The EMPA-KIDNEY trial had revealed that empagliflozin, a sodium–glucose cotransporter 2 (SGLT2) inhibitor, had positive cardiorenal effects in patients with chronic kidney disease who were at risk for disease progression. Recently the research team had conducted post-trial follow-up to assess the effects of empagliflozin after the discontinuation of the trial drug.

      In the active trial, patients with chronic kidney disease were randomly assigned to receive either empagliflozin (10 mg once daily) or matching placebo and were followed for a median of 2 years. Surviving patients who consented were observed for 2 additional years and they were not administered either trial empagliflozin or placebo during the post-trial period. However, the local practitioners could prescribe open-label SGLT2 inhibitors, including open-label empagliflozin. The primary composite outcome was kidney disease progression or cardiovascular death as assessed from the beginning of the active-trial period to the end of the post-trial period.

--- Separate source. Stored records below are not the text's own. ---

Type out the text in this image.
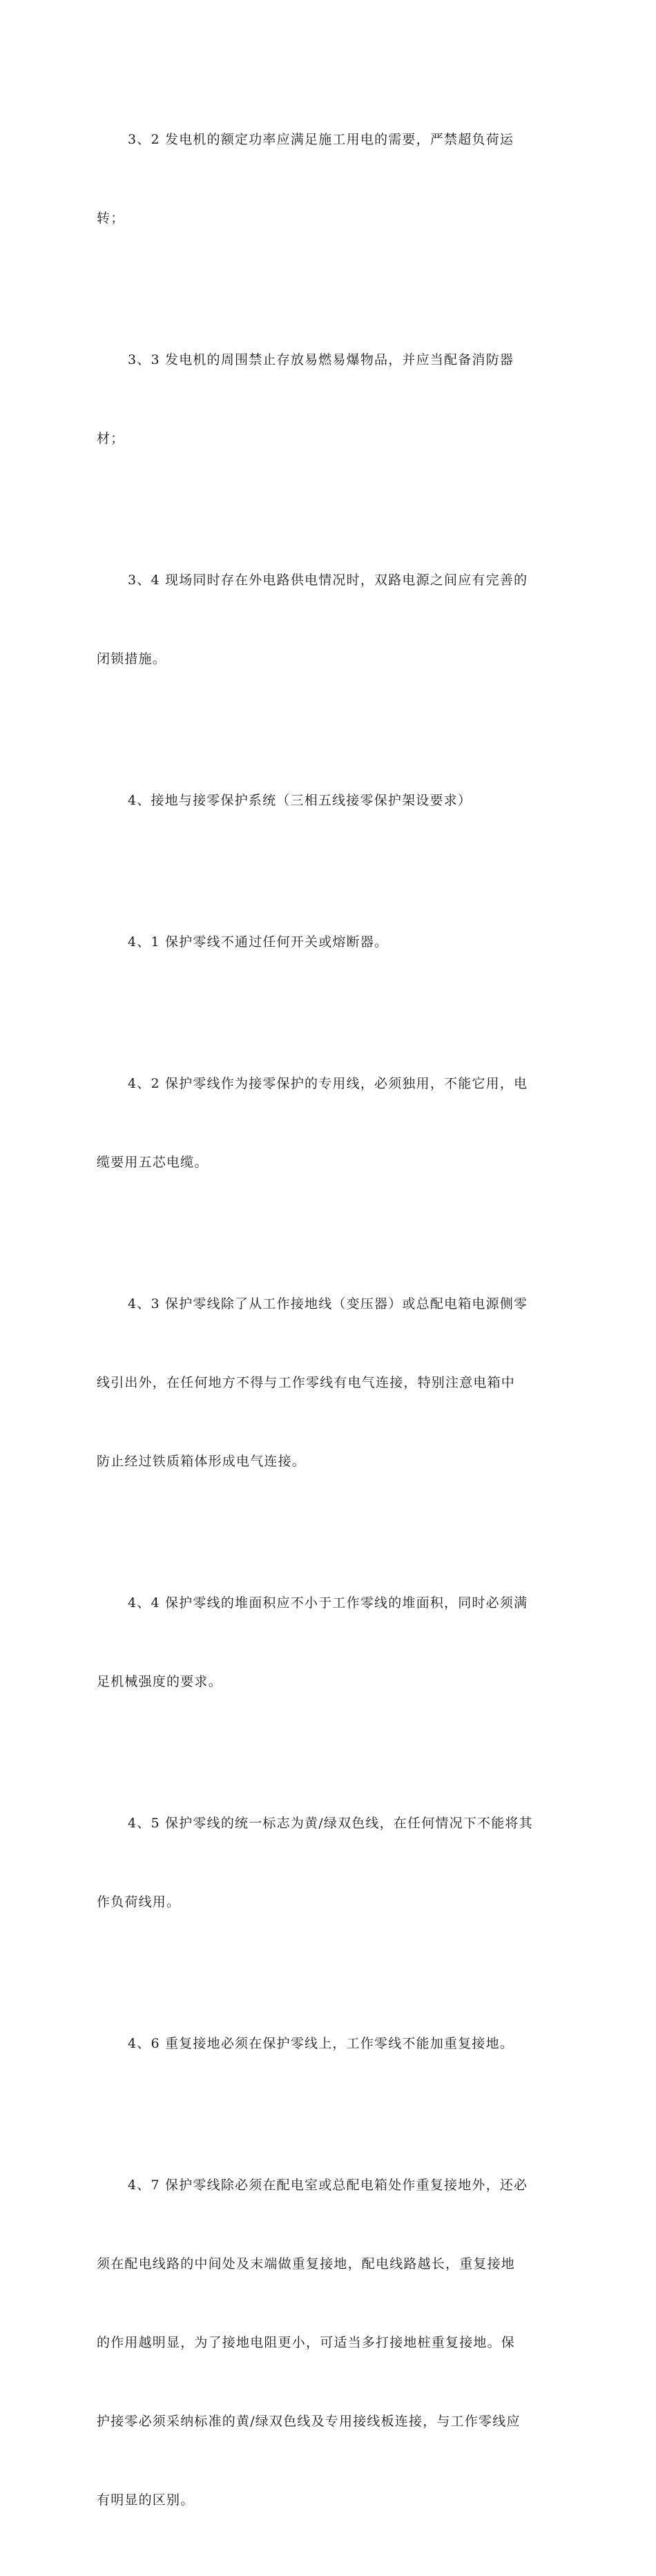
3、2 发电机的额定功率应满足施工用电的需要，严禁超负荷运

转；

3、3 发电机的周围禁止存放易燃易爆物品，并应当配备消防器

材；

3、4 现场同时存在外电路供电情况时，双路电源之间应有完善的

闭锁措施。

4、接地与接零保护系统（三相五线接零保护架设要求）

4、1 保护零线不通过任何开关或熔断器。

4、2 保护零线作为接零保护的专用线，必须独用，不能它用，电

缆要用五芯电缆。

4、3 保护零线除了从工作接地线（变压器）或总配电箱电源侧零

线引出外，在任何地方不得与工作零线有电气连接，特别注意电箱中

防止经过铁质箱体形成电气连接。

4、4 保护零线的堆面积应不小于工作零线的堆面积，同时必须满

足机械强度的要求。

4、5 保护零线的统一标志为黄/绿双色线，在任何情况下不能将其

作负荷线用。

4、6 重复接地必须在保护零线上，工作零线不能加重复接地。

4、7 保护零线除必须在配电室或总配电箱处作重复接地外，还必

须在配电线路的中间处及末端做重复接地，配电线路越长，重复接地

的作用越明显，为了接地电阻更小，可适当多打接地桩重复接地。保

护接零必须采纳标准的黄/绿双色线及专用接线板连接，与工作零线应

有明显的区别。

      4891 people were enrolled in the post-trial period. During the combined active- and post-trial periods, a primary-outcome event occurred in 865 of 3304 patients in the empagliflozin group and in 1001 of 3305 patients in the placebo group. During the post-trial period only, the hazard ratio for a primary-outcome event was 0.87. During the combined periods, the risk of kidney disease progression was 23.5% in the empagliflozin group and 27.1% in the placebo group; the risk of the composite of death or end-stage kidney disease was 16.9% and 19.6%, respectively; and the risk of cardiovascular death was 3.8% and 4.9%, respectively. There was no effect of empagliflozin on death from noncardiovascular causes in both groups.

      The study published in ‘The New England Journal of Medicine’ concluded that for up to a year following its discontinuation, empagliflozin maintained additional cardiorenal benefits in a wide range of individuals with chronic kidney disease at risk for advancement.